The work force began to contract in absolute numbers last year, falling by 3.5 million. The International Monetary Fund says it will now go into “precipitous” decline, and much earlier than thought.
If you are wondering why police are still seizing pregnant women in Chinese cities and delivering them to clinics for forced abortions when they cannot pay the fine for breaching the one-child policy, you are not alone.
The IMF says the reserve army of peasants looking for work peaked at around 150m in 2010. The surplus will evaporate soon after 2020, the so-called Lewis Point. A decade later China will face a shortage of almost 140m workers. “This will have far-reaching implications for both China and the rest of the world.”

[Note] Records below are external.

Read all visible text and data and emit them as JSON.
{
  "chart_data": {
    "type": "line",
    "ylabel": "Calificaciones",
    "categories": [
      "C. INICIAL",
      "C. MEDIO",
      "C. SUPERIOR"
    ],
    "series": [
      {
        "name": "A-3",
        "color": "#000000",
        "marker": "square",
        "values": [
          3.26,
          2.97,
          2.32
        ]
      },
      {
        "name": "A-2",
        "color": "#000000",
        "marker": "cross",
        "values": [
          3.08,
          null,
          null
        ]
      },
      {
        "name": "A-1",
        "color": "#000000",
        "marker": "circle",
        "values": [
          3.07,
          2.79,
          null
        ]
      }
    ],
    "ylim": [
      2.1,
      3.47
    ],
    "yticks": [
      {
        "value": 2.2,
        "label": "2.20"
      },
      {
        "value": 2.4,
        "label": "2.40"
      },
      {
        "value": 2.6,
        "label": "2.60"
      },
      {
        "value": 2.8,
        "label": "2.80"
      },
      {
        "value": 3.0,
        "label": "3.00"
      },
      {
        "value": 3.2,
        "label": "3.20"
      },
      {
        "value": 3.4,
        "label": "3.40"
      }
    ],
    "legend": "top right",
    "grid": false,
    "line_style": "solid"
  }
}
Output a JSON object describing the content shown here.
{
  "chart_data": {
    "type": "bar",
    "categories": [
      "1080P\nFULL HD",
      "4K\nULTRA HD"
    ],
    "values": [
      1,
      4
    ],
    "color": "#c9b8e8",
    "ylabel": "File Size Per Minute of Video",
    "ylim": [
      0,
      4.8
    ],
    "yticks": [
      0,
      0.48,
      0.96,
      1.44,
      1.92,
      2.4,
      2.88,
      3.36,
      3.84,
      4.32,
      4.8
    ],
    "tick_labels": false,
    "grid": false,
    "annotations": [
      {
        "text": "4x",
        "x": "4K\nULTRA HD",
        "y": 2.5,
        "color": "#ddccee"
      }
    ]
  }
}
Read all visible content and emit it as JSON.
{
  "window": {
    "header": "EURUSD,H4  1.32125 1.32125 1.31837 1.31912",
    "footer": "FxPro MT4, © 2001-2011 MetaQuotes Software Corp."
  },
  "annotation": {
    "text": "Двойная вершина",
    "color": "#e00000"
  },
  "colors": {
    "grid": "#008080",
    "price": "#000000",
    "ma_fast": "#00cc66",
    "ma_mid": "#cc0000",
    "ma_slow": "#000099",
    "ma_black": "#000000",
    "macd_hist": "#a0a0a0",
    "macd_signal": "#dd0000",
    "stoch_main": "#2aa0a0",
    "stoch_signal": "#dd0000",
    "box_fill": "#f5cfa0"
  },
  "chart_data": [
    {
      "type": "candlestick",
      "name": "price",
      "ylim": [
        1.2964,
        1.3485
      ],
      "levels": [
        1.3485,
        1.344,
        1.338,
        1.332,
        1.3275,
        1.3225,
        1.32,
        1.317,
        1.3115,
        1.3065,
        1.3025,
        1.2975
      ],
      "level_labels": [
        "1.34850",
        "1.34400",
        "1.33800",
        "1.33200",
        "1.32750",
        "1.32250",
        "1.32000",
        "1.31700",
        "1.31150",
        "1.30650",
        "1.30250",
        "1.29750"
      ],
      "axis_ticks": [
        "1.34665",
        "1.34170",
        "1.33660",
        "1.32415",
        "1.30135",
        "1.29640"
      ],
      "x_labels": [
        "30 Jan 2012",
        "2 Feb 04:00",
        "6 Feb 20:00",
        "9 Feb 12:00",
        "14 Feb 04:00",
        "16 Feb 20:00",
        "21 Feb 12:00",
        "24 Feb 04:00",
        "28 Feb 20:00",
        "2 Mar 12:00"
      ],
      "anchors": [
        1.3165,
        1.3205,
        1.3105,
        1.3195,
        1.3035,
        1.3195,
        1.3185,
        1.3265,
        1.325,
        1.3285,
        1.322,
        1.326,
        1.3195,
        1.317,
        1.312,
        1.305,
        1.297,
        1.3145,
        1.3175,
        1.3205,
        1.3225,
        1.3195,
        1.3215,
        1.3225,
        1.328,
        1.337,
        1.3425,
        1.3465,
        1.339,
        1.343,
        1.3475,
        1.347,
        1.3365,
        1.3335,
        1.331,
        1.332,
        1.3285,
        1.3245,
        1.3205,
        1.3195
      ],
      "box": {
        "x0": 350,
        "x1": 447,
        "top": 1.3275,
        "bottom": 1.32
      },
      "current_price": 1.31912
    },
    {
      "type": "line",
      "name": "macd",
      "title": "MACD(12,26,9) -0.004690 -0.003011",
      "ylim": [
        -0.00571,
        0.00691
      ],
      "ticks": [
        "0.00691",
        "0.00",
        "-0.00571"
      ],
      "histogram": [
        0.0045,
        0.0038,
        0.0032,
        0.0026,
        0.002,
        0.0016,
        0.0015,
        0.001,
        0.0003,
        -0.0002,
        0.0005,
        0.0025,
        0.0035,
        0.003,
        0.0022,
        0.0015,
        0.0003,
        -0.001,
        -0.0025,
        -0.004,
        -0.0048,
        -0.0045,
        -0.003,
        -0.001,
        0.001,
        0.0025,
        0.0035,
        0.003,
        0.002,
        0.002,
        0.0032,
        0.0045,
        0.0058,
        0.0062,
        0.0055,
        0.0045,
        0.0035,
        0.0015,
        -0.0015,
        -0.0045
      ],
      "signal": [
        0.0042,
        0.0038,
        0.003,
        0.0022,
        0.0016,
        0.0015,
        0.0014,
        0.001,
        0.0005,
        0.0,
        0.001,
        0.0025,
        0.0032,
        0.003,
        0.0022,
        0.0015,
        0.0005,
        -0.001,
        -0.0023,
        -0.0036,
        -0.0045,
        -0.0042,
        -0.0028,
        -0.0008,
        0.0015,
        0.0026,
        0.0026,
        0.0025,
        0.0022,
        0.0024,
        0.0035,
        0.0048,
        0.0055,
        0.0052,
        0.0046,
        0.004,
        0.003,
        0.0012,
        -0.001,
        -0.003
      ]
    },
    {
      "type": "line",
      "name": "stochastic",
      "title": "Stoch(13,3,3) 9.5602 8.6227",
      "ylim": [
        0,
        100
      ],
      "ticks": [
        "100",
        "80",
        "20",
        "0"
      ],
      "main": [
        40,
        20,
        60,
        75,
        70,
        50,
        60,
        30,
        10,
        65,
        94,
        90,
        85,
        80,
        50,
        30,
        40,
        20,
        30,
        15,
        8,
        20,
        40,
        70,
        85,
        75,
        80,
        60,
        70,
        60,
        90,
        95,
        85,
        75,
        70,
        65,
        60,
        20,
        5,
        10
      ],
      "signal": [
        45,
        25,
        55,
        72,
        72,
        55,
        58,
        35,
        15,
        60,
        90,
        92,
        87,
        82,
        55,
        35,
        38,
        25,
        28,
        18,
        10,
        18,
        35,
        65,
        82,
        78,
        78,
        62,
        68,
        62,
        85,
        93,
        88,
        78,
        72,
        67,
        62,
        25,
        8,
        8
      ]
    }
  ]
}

China’s ageing crisis is tracking Japan’s tale with a 20-year delay. China can expect to see the same decline in “marginal productivity” that has afflicted every other facing a rise in the old-age dependency ratio.
The authorities can of course keep the game going if they wish with another burst of credit, but risks are rising and the potency of debt is wearing off. The extra output created by each yuan of lending has halved in four years. Mr Li knows the game is turning dangerous.
A 2010 book by People’s Army Colonel Liu Mingfu – “China Dream: Great Power Thinking and Strategic Posture in the Post-American Era” – is still selling like hot cakes in China. Yet it already has a dated feel, a throwback to peak hubris.
China has everything to play for. With skill and a blast of freedom, it can take its rightful place at the forefront of world affairs. But nothing is foreordained.